Alibaba Explores Deposit Token as China Tightens Grip on Stablecoins
Quick Breakdown
- Alibaba’s cross-border e-commerce arm is developing a deposit token to ease overseas payments.
- Mainland regulators continue to intensify pressure on stablecoin activity, prompting major tech firms to scale back their involvement.
- New yuan-linked stablecoins emerging in Hong Kong are strictly targeted at offshore markets, not mainland China.
Alibaba eyes blockchain deposit token for global payments
Alibaba’s international e-commerce division is experimenting with a deposit token to streamline cross-border transactions, according to a report from CNBC. President Kuo Zhang said the company is exploring “stablecoin-like” technology, but within a regulated banking framework that aligns with China’s strict stance on digital currencies .
Source:
CNBC
Unlike traditional stablecoins, typically issued by private companies and backed by reserves, a deposit token represents a direct claim on funds held at a commercial bank. This structure makes it a supervised liability of the issuing bank, potentially offering a regulatory-safe path for blockchain-enabled payments.
Alibaba’s interest follows JPMorgan’s recent rollout of its own deposit token for institutional clients, reinforcing a growing shift among major financial players toward bank-regulated digital settlement tools.
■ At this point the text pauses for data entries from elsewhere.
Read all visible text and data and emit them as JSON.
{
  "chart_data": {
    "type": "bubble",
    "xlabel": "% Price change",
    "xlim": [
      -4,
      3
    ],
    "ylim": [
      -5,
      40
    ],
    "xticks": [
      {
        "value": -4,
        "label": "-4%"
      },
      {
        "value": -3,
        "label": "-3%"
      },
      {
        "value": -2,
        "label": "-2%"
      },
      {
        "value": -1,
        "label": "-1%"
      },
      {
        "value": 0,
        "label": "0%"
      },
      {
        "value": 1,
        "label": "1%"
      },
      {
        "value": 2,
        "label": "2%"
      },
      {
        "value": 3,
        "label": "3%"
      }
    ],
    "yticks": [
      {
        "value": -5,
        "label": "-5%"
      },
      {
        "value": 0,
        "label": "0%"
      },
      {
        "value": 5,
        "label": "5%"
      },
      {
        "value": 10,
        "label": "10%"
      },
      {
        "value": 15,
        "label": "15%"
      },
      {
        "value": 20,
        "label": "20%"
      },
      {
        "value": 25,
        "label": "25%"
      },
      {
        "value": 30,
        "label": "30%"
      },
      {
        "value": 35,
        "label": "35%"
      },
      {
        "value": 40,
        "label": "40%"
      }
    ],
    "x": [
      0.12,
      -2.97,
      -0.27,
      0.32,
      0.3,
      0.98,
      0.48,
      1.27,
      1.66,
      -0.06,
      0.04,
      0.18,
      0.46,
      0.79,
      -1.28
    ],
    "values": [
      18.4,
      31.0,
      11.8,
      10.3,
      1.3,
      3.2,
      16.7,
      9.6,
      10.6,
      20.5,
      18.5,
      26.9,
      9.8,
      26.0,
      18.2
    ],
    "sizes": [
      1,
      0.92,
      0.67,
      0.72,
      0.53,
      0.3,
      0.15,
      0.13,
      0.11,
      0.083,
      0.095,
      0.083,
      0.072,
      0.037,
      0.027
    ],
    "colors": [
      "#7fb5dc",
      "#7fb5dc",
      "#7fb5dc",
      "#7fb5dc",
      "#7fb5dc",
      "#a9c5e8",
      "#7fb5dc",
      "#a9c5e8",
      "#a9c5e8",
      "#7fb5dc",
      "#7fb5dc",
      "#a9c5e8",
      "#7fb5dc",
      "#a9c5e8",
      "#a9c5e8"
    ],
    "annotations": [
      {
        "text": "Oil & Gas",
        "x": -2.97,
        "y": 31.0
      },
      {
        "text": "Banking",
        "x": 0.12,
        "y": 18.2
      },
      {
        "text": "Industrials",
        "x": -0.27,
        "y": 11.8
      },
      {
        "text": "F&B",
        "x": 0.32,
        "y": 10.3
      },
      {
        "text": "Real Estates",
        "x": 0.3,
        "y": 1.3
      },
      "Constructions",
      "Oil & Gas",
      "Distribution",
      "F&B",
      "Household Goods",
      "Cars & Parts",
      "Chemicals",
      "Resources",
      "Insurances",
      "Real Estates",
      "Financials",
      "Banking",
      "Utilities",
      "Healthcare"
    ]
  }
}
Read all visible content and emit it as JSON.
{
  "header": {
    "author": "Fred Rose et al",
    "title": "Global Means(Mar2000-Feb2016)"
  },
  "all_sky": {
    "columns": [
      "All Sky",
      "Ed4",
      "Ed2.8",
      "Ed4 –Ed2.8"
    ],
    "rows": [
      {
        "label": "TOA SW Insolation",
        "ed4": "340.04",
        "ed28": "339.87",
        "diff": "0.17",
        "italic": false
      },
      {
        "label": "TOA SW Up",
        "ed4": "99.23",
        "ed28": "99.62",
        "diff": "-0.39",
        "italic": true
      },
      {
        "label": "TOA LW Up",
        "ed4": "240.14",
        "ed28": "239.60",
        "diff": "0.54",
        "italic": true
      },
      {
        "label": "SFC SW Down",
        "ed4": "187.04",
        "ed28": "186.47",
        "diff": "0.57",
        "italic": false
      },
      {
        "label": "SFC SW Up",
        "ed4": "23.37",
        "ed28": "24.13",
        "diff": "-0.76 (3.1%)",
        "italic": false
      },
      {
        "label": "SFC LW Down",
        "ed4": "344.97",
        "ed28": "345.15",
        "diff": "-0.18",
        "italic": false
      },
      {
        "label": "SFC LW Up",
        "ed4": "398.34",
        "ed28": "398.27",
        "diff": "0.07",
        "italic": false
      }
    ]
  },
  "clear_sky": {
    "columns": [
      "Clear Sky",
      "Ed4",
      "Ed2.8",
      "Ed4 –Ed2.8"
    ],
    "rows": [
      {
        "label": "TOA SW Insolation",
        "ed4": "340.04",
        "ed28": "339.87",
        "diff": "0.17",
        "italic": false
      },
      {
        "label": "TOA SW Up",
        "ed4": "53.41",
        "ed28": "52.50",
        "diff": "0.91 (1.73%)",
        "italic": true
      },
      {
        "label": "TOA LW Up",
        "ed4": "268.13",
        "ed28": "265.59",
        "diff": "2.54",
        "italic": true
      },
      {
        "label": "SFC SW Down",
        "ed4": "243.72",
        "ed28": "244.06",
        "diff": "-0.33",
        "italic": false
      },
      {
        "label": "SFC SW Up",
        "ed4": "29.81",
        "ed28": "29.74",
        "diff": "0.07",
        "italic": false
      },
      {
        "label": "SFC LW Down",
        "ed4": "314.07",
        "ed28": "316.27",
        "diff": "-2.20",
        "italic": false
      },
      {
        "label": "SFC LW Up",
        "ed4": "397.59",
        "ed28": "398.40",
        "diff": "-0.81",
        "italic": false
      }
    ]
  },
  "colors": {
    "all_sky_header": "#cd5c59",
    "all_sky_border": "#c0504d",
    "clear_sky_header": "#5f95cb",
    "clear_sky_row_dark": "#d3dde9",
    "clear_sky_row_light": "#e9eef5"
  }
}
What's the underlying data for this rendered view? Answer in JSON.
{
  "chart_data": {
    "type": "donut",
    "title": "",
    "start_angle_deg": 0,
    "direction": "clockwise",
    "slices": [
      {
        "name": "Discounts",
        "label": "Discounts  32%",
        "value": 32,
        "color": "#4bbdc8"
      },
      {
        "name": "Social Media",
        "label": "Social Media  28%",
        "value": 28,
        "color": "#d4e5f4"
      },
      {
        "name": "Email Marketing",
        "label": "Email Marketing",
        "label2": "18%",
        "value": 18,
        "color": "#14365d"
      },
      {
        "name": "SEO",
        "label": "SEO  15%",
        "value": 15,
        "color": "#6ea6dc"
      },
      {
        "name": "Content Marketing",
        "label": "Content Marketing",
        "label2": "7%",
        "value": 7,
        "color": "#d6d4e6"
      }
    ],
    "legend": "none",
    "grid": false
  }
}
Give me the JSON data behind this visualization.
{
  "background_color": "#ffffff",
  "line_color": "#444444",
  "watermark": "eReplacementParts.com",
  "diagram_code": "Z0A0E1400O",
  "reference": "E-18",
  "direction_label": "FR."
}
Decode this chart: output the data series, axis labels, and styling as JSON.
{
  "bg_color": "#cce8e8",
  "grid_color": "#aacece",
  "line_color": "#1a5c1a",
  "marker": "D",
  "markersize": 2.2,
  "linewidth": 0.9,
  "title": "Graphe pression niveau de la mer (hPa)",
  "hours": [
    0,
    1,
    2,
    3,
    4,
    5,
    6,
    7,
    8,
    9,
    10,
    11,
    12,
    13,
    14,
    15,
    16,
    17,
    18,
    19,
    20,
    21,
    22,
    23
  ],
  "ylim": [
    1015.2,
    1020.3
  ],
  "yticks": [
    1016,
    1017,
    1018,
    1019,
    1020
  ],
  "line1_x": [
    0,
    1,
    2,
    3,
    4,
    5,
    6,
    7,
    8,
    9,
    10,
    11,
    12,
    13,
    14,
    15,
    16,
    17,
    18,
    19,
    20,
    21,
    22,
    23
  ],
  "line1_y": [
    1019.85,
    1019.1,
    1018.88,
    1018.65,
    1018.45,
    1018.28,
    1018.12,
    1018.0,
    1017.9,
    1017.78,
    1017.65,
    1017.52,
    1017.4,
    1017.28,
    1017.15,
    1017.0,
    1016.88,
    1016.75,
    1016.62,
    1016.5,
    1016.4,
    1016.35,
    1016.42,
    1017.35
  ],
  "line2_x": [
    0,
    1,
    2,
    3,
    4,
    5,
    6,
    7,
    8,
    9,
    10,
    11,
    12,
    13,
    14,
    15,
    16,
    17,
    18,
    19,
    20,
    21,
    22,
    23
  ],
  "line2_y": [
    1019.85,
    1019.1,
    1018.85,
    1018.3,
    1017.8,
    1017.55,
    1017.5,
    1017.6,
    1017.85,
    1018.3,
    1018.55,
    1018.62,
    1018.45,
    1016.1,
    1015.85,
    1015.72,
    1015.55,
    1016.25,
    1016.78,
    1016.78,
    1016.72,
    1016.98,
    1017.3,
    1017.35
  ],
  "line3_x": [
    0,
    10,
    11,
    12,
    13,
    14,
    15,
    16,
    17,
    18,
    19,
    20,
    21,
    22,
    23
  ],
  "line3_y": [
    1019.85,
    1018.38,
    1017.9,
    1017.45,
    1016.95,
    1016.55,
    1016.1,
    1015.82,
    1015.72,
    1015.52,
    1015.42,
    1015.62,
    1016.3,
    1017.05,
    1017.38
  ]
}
Tech giants retreat amid Beijing’s anti-stablecoin clampdown
The move comes in the shadow of Beijing’s increasingly forceful crackdown on stablecoin development. Earlier this year, Ant Group and JD.com reportedly paused plans to issue stablecoins in Hong Kong after regulators signalled dissatisfaction with such initiatives.
A now-deleted report from Caixin suggested that Chinese companies operating in Hong Kong may soon face tighter restrictions on crypto-related activities, including bans on research, seminars, and investment in exchanges.
Authorities have also warned local firms to halt stablecoin-focused content due to concerns that such assets could be misused for fraudulent purposes, signalling a broader effort to prevent a domestic stablecoin ecosystem from emerging.
Offshore Yuan stablecoins rise, but the mainland remains off-limits
Despite the tightening stance onshore, offshore markets are experiencing a different trend. Blockchain platform Conflux has recently launched a new stablecoin backed by offshore Chinese yuan, targeting entities involved in the Belt and Road Initiative.
Another regulated yuan-linked stablecoin was introduced at Hong Kong’s Belt and Road Summit in September, also targeting international markets and foreign exchange use.